L’association fait ses maraudes de rue dans les quartiers nord de Lima. L’objectif: repérer les enfants et adolescents en situation de risque, et créer un lien de confiance avec eux pour pouvoir les aider à changer leurs vies. Ces sorties sont assurées par les volontaires de l’équipe, que Chris a rejoint en septembre dernier. Il revient sur son expérience:

« C’était un choc culturel, un choc de voir de ses yeux la réalité que vivent ces enfants, dans les rues, ce qui est très difficile dans la ville qu’est Lima. C’est la capitale du Pérou et personne ne se rend compte que cela existe« , témoigne-t’il.

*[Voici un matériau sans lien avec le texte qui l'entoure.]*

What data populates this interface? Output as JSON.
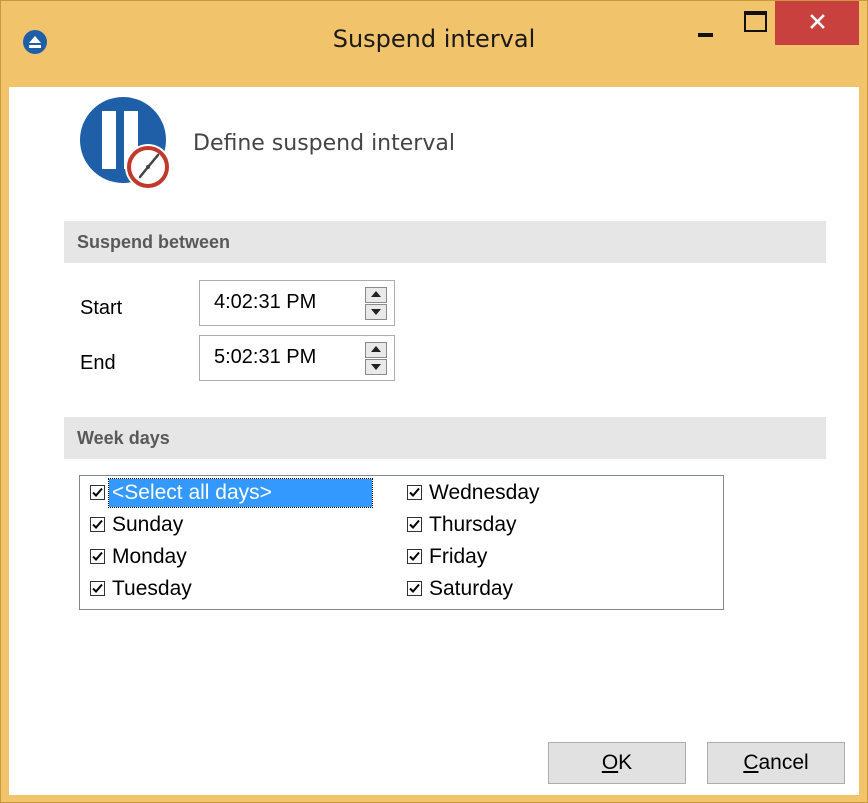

Exclus et marginalisés, la situation de ces mineurs est mal comprise. Nilda Camacho, coordinatrice générale de l’association au Pérou, regrette: « ils sont visibles lorsqu’ils volent, mais les gens ne les visibilisent pas lorsqu’il fait froid, ou quand ils doivent vivre dans des squats, avec des personnes qui font du profit au prix de leur dignité« .

En tant qu’association, nous dénonçons et luttons contre les politiques répressives menées à leur encontre. « Il y a à la fois de la violence structurelle et symbolique« , signale Nilda Camcho, coordinatrice générale de l’association, « structurelle parce que l’enfant rompt ses liens avec l’école et le Centre de Santé« . C’est une négation des droits de ces enfants, à laquelle s’ajoute les difficultés engendrées par la pauvreté auxquelles ils doivent aussi faire face, comme des parents souvent absents et de trop grandes responsabilités.

C’est ce qu’a vécu Walter Caldrón Romero avant de se faire aider par l’association:

« Ma mère travaillait de 6 heures du matin à plus de minuit,  explique Walter Caldrón Romero, maintenant le délégué des jeunes de l’association.  « C’est comme si je ne la voyais pas, et je m’occupais de mes soeurs. Et avec cela, je préférais partir ailleurs que d’avoir une responsabilité que je n’étais pas encore capable d’assumer. », explique-t’il. C’est là qu’il a rencontré l’association qui a pu l’aider à se reconstruire et qui lui a donné les opportunités dont il avait manqué pour pouvoir aller de l’avant.

S’il a pu rejoindre notre foyer, il y a encore aujourd’hui de nombreux enfants et adolescents laissés aux dépens de la rue, ignorés et rejetés par la société. L’Etat a la première responsabilité, puisqu’il a signé la Convention Internationale des Droits de l’Enfant qui l’oblige normalement à leur assurer entre autres un accès à l’éducation, à la santé et à un espace sûr.

Mais il est de notre devoir d’aider au mieux ces jeunes qui ne méritent pas moins que les autres un vie digne.